Mackenzie’s early life began in South Devon, studying fine art at Exeter College of Art, before moving to London to study at Central St. Martins: ” and this was one of the most depressing times of my life, studying at this most prestigious establishment. I was confused & wrestling in coming to terms with my sexuality & literally moving from one bedsit to another every month.” he says as our afternoon together draws to a close and I make to leave. His eyes lock mine in such a way that not only do I believe him, I am rooted to the spot: “homosexuality was illegal, I was not free to be myself” and I am genuinely moved by not only his story, but his sharing of his explosion of creative freedom in his works which are still scattered across the floor.

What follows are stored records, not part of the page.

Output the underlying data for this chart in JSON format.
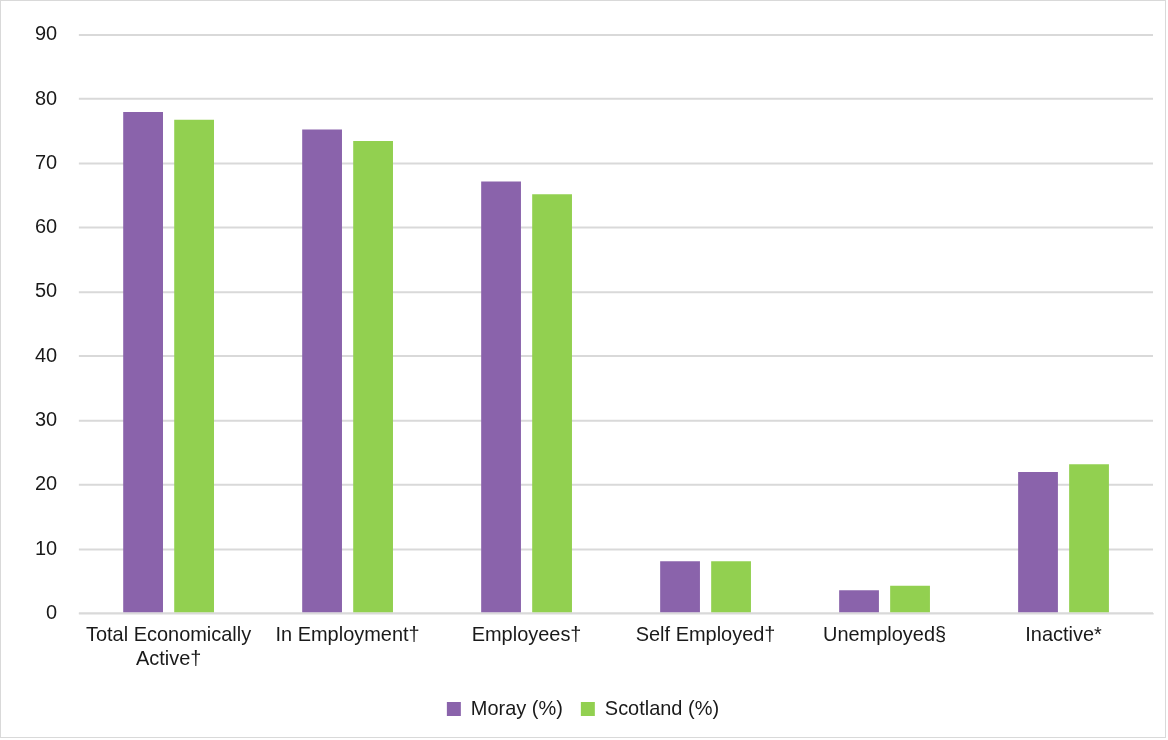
{
  "chart_data": {
    "type": "bar",
    "categories": [
      "Total Economically Active†",
      "In Employment†",
      "Employees†",
      "Self Employed†",
      "Unemployed§",
      "Inactive*"
    ],
    "series": [
      {
        "name": "Moray (%)",
        "color": "#8a63ab",
        "values": [
          78.0,
          75.3,
          67.2,
          8.1,
          3.6,
          22.0
        ]
      },
      {
        "name": "Scotland (%)",
        "color": "#92d050",
        "values": [
          76.8,
          73.5,
          65.2,
          8.1,
          4.3,
          23.2
        ]
      }
    ],
    "ylim": [
      0,
      90
    ],
    "yticks": [
      0,
      10,
      20,
      30,
      40,
      50,
      60,
      70,
      80,
      90
    ],
    "grid": "y",
    "legend": "bottom"
  }
}
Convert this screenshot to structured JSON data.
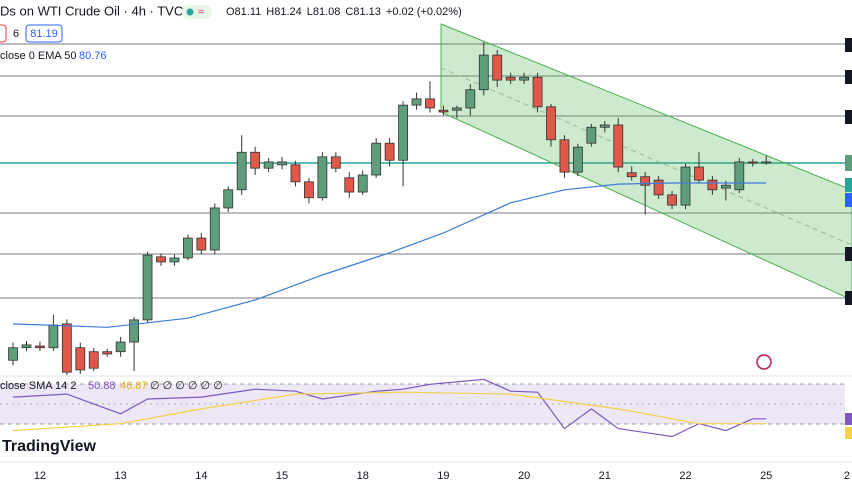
{
  "chart_data": [
    {
      "type": "candlestick",
      "title": "Ds on WTI Crude Oil · 4h · TVC",
      "ohlc_legend": [
        "O81.11",
        "H81.24",
        "L81.08",
        "C81.13",
        "+0.02 (+0.02%)"
      ],
      "price_boxes": [
        "6",
        "81.19"
      ],
      "up_color": "#5e9e7a",
      "down_color": "#e0584a",
      "xlim": [
        -0.97,
        62.38
      ],
      "ylim": [
        77.38,
        83.98
      ],
      "xticks": [
        {
          "value": 2,
          "label": "12"
        },
        {
          "value": 8,
          "label": "13"
        },
        {
          "value": 14,
          "label": "14"
        },
        {
          "value": 20,
          "label": "15"
        },
        {
          "value": 26,
          "label": "18"
        },
        {
          "value": 32,
          "label": "19"
        },
        {
          "value": 38,
          "label": "20"
        },
        {
          "value": 44,
          "label": "21"
        },
        {
          "value": 50,
          "label": "22"
        },
        {
          "value": 56,
          "label": "25"
        },
        {
          "value": 62,
          "label": "2"
        }
      ],
      "open": [
        77.64,
        77.86,
        77.89,
        77.86,
        78.28,
        77.86,
        77.79,
        77.79,
        77.79,
        77.96,
        78.35,
        79.46,
        79.37,
        79.44,
        79.79,
        79.58,
        80.32,
        80.64,
        81.3,
        81.02,
        81.08,
        81.08,
        80.78,
        80.5,
        81.22,
        80.85,
        80.6,
        80.9,
        81.46,
        81.16,
        82.13,
        82.24,
        82.04,
        82.04,
        82.08,
        82.4,
        83.01,
        82.62,
        82.57,
        82.62,
        82.1,
        81.52,
        80.95,
        81.46,
        81.74,
        81.78,
        80.94,
        80.87,
        80.81,
        80.55,
        80.37,
        81.04,
        80.81,
        80.67,
        80.64,
        81.13,
        81.11
      ],
      "high": [
        77.95,
        77.98,
        77.97,
        78.44,
        78.36,
        77.95,
        77.86,
        77.84,
        78.05,
        78.4,
        79.55,
        79.52,
        79.5,
        79.85,
        79.88,
        80.4,
        80.7,
        81.6,
        81.4,
        81.2,
        81.22,
        81.15,
        80.85,
        81.3,
        81.3,
        80.95,
        80.98,
        81.55,
        81.55,
        82.2,
        82.35,
        82.55,
        82.12,
        82.12,
        82.5,
        83.24,
        83.1,
        82.7,
        82.7,
        82.7,
        82.15,
        81.6,
        81.45,
        81.8,
        81.85,
        81.9,
        81.05,
        80.95,
        80.88,
        80.62,
        81.1,
        81.3,
        80.88,
        80.8,
        81.2,
        81.18,
        81.24
      ],
      "low": [
        77.55,
        77.8,
        77.8,
        77.8,
        77.38,
        77.4,
        77.45,
        77.7,
        77.7,
        77.45,
        78.3,
        79.3,
        79.3,
        79.4,
        79.5,
        79.5,
        80.25,
        80.55,
        80.9,
        80.95,
        81.0,
        80.7,
        80.4,
        80.45,
        80.95,
        80.5,
        80.55,
        80.85,
        81.05,
        80.7,
        82.05,
        82.0,
        81.95,
        81.9,
        81.95,
        82.3,
        82.45,
        82.5,
        82.5,
        82.0,
        81.4,
        80.85,
        80.88,
        81.4,
        81.65,
        80.95,
        80.8,
        80.2,
        80.48,
        80.3,
        80.3,
        80.75,
        80.55,
        80.45,
        80.58,
        81.05,
        81.08
      ],
      "close": [
        77.86,
        77.91,
        77.86,
        78.26,
        77.43,
        77.47,
        77.5,
        77.75,
        77.96,
        78.35,
        79.49,
        79.37,
        79.44,
        79.79,
        79.58,
        80.32,
        80.64,
        81.3,
        81.02,
        81.13,
        81.13,
        80.78,
        80.5,
        81.22,
        81.02,
        80.6,
        80.9,
        81.46,
        81.16,
        82.13,
        82.24,
        82.08,
        82.01,
        82.08,
        82.4,
        83.01,
        82.57,
        82.57,
        82.62,
        82.1,
        81.52,
        80.95,
        81.39,
        81.74,
        81.78,
        81.04,
        80.87,
        80.72,
        80.55,
        80.37,
        81.04,
        80.81,
        80.64,
        80.72,
        81.13,
        81.11,
        81.13
      ],
      "ema": {
        "name": "close 0 EMA 50",
        "color": "#3d7bd9",
        "x": [
          0,
          7,
          13,
          18,
          23,
          28,
          32,
          37,
          41,
          45,
          49,
          53,
          56
        ],
        "values": [
          78.28,
          78.22,
          78.38,
          78.7,
          79.14,
          79.53,
          79.88,
          80.41,
          80.64,
          80.74,
          80.76,
          80.76,
          80.76
        ]
      }
    },
    {
      "type": "line",
      "legend": "close SMA 14 2",
      "extra_legend": "∅ ∅ ∅ ∅ ∅ ∅",
      "xlim": [
        -0.97,
        62.38
      ],
      "ylim": [
        32,
        84
      ],
      "series": [
        {
          "color": "#7e57c2",
          "x": [
            0,
            4,
            8,
            10,
            14,
            18,
            21,
            23,
            27,
            29,
            31,
            35,
            37,
            39,
            41,
            43,
            45,
            49,
            51,
            53,
            55,
            56
          ],
          "values": [
            68.5,
            70.9,
            54.9,
            66.9,
            68.5,
            74.9,
            73.3,
            66.9,
            73.3,
            74.9,
            78.9,
            82.9,
            73.3,
            72.5,
            42.9,
            58.9,
            42.9,
            36.5,
            46.9,
            41.3,
            50.88,
            50.88
          ]
        },
        {
          "color": "#f2d24b",
          "x": [
            0,
            8,
            14,
            21,
            29,
            37,
            45,
            51,
            56
          ],
          "values": [
            41.3,
            46.9,
            58.9,
            70.9,
            72.5,
            70.9,
            58.9,
            46.9,
            46.87
          ]
        }
      ]
    }
  ]
}
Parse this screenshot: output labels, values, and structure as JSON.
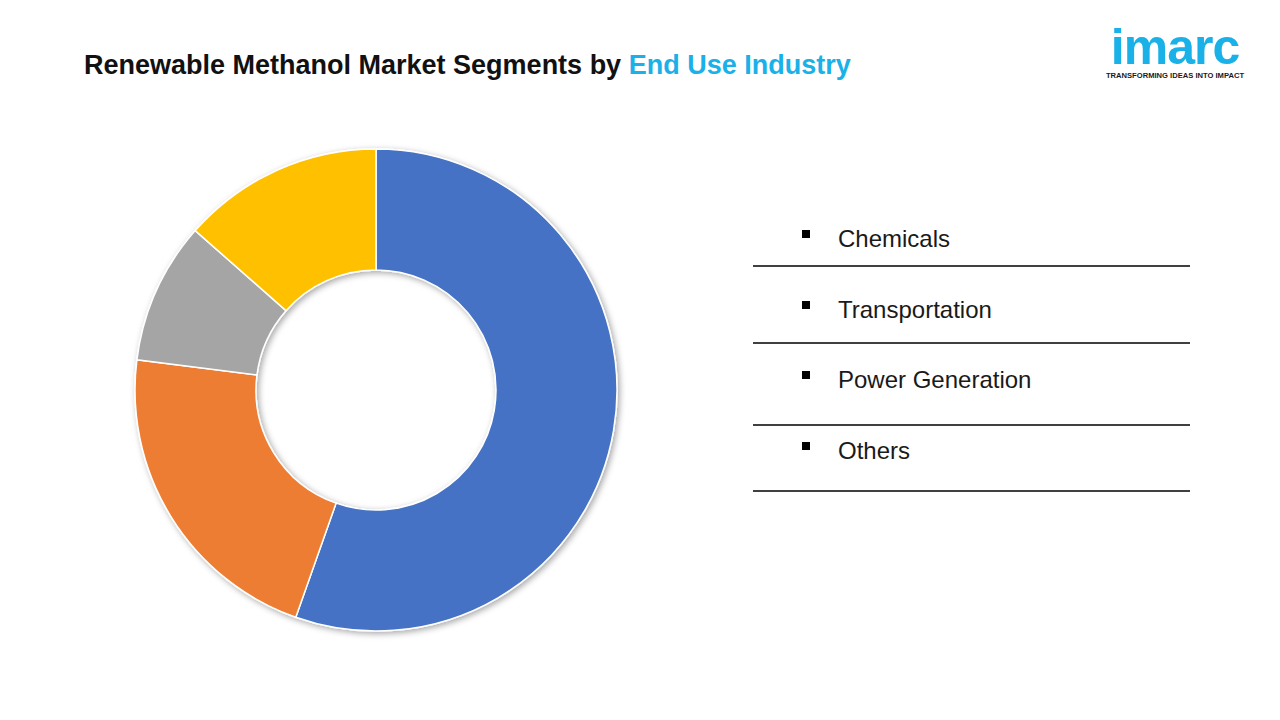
{
  "chart_data": {
    "type": "donut",
    "title": "Renewable Methanol Market Segments by End Use Industry",
    "title_highlight": "End Use Industry",
    "categories": [
      "Chemicals",
      "Transportation",
      "Power Generation",
      "Others"
    ],
    "values": [
      55.4,
      21.6,
      9.5,
      13.5
    ],
    "colors": [
      "#4472c4",
      "#ed7d31",
      "#a5a5a5",
      "#ffc000"
    ],
    "legend": "right",
    "data_labels": false
  },
  "logo": {
    "name": "imarc",
    "tagline": "TRANSFORMING IDEAS INTO IMPACT"
  }
}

And as I leave Mackenzie to the rest of his afternoon, I think of something he told me about his life immediately after his career in education: “You have to understand that when I started teaching at St. Paul’s in Sussex, the world was a very different place. Although it was an open secret, I could easily have been fired for being gay and when I left in the late 1990s, I felt as though I had carried this like an oak yoke heavy around my shoulders. From that point on, every new person I have met I have said to them ‘I am a gay man’. It wasn’t until then that I felt free to be my own person again.”

 

Mackenzie Bell’s exhibition will be part of The Brighton Festival Open House season from Saturday May 27th to Monday May 29th. Venue: 1, Victoria Place , Brighton, BN1 3FR. Times: 12:00 until 18:00 10% of all painting sales will be donated to The Rainbow Fund.